Malgré ses 345 entreprises dépassant 1 milliard USD/an de CA : les économies africaines pénalisées par leur fragmentation

Considérée comme une alternative stratégique pour la relance de l’économie africaine, la Zlecaf (Zone de libre-échange continentale africaine) peine encore à se mettre en place d’une manière effective. Pendant ce temps, les économies du continent continuent de subir les effets des fluctuations du marché mondial et le commerce intra-africain demeure otage d’embûches bureaucratiques, de droits de douanes contraignants, du manque d’harmonisation fiscale et tant d’autres obstacles.

Le constat vient d’être dressé par des chefs d’entreprise, des responsables politiques et des membres de centres de recherche et spécialistes en politiques de développement qui se sont penchés sur les économies africaines.

« Notre banque opère dans une trentaine de pays africians avec autant de régulateurs différents. Chaque pays a ses propres lois, c’est très complexe. Et il faut ajouter les directives des différentes banques centrales et certaines règles internationales de finance», a déclaré récemment le PDG de la banque panafricaine Ecobank, Jeremy Awori, lors du forum Africa CEO organisé dans la capitale ivorienne, Abijan, repris par l’AFP.

Abondant dans le même sens, le secrétaire général de la Zlecaf, Wamkele Mene, estime, à juste titre, que «la fragmentation de notre continent s’est aggravée ces dernières décennies et chaque activité africaine a été négativement affectée par cette fragmentation», citant comme exemple éloquent «des sociétés ayant des filiales au Rwanda et en République démocratique du Congo, distantes d’une vingtaine de kilomètres seulement mais qui sont contraintes de passer par une banque new-yorkaise pour faire des transferts d’argent».

Pour en finir avec cette forme de dispersion du potentiel économique de l’Afrique, le SG de la Zlecaf réitère son appel : «Nous devons créer un marché unique pour tous nos pays, faire tomber les barrières et créer un cadre réglementaire harmonisé.»

Pour sa part, le directeur des ports et terminaux au sein de l’entreprise Africa Global Logistics, Olivier de Noray, rappelle que «le commerce intra-africain doit se développer, il ne représente que 20% des volumes d’échanges aujourd’hui. Le marché commun est un outil très important».

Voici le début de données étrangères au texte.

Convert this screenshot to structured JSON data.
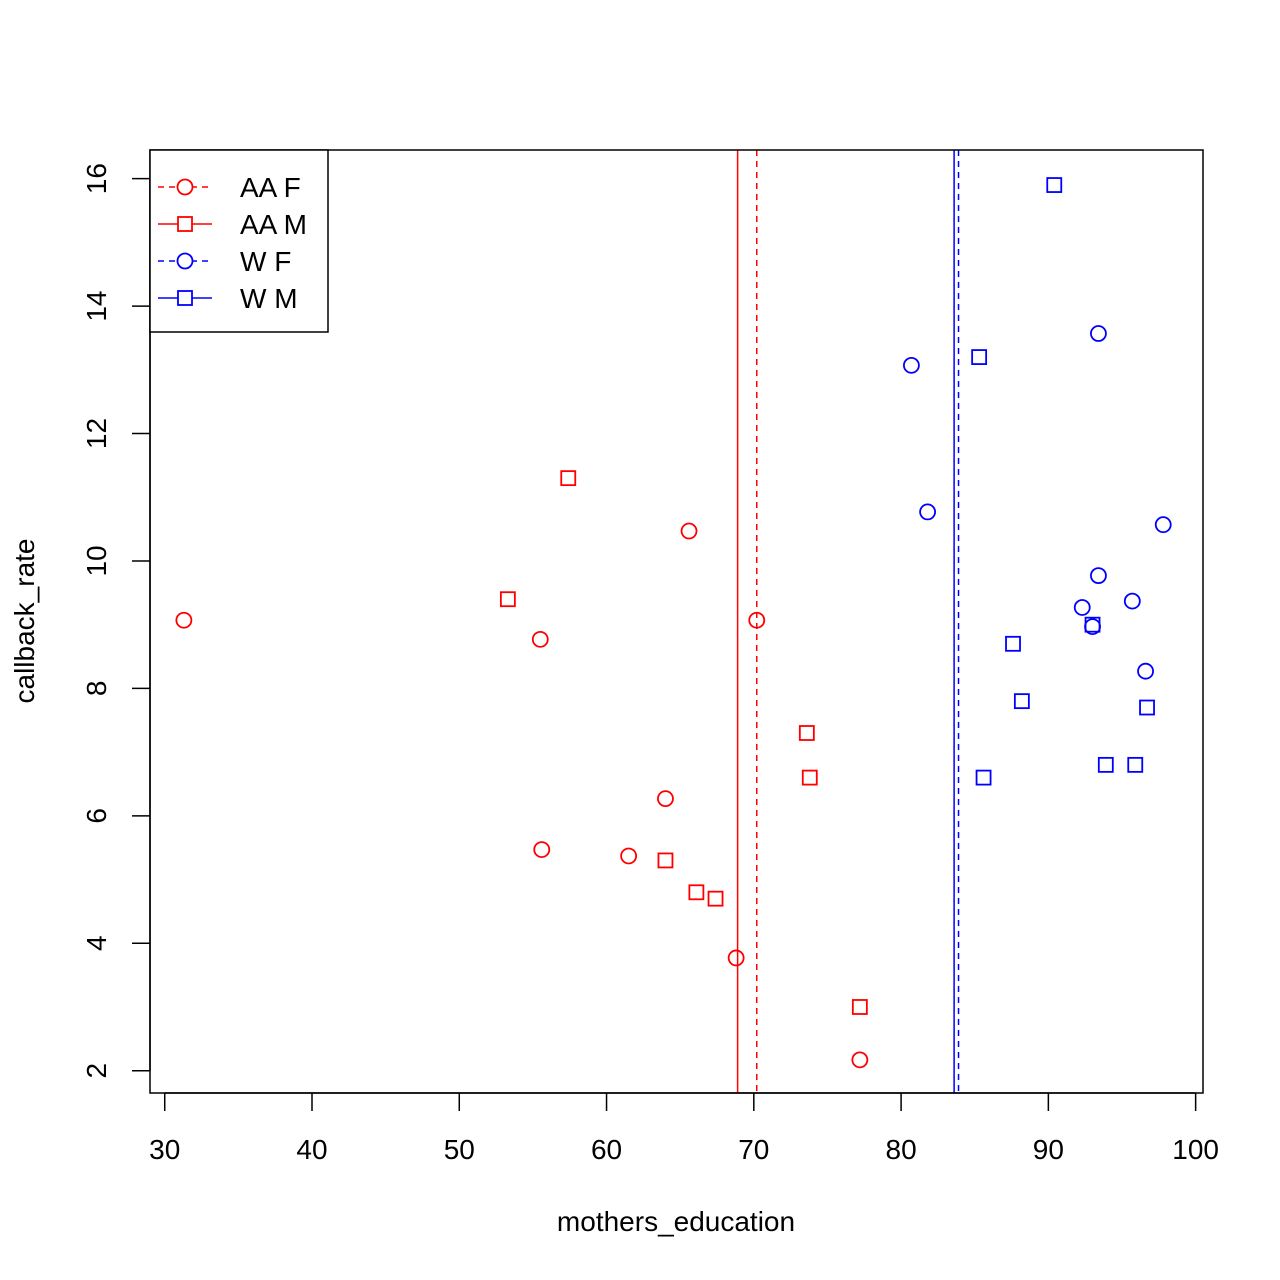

Pour y parvenir, l’accent a été mis sur la nécessité d’«accélérer l’émergence d’une génération de champions africains». Pour ce faire, ce ne sont pourtant pas les potentialités qui manquent, lorsque l’on sait que, ont rappelé les participants au forum d’Abijan, que pas moins de 345 entreprises économiques dépassant un milliard de dollars de chiffre d’affaires annuellement ont été recensées à travers l’Afrique, dépassant ainsi l’Amérique latine, n’ayant que 210 ou l’Inde avec 170.

Les droits de douane dépassent 50% de la valeur de certains produits

Mais les lacunes de l’économie africaine résident dans sa dynamique, puisque le nombre de ces entreprises est en recul de 6% depuis 2015, alors qu’il a progressé de 30% en Amérique latine et en Inde, a-t-il été fait remarquer sur la base d’études du FMI et de la Banque mondiale.

Pendant que la mise en place d’un marché commun traîne le pas, les entreprises du continent subissent le fardeau des droits de douane, dépassant 50% de la valeur de certains produits et représentant une part importante des recettes fiscales de plusieurs pays.

En plus des droits de douanes, les barrières non tarifaires, comme les démarches administratives multiples pour l’exécution d’une opération d’exportation vers un pays africain et les longues attentes des produits aux frontières aggravent la situation et démotivent les entreprises du continent. Pourtant, comme vient de le rappeler le directeur général de la Société financière internationale (IFC), Makthar Diop, «nous ne pouvons pas continuer d’être dépendants, notamment des importations de produits agricoles».

Pour mieux illustrer le marasme que subissent les entreprises africaines lorsqu’il s’agit d’effectuer une opération d’exportation, une étude à travers laquelle l’Union africaine a constaté que «l’expédition d’un véhicule du Japon vers la Côte d’Ivoire coûtait trois fois moins cher que l’expédition du même véhicule de la Côte d’Ivoire vers l’Ethiopie» a été citée lors du forum Africa CEO.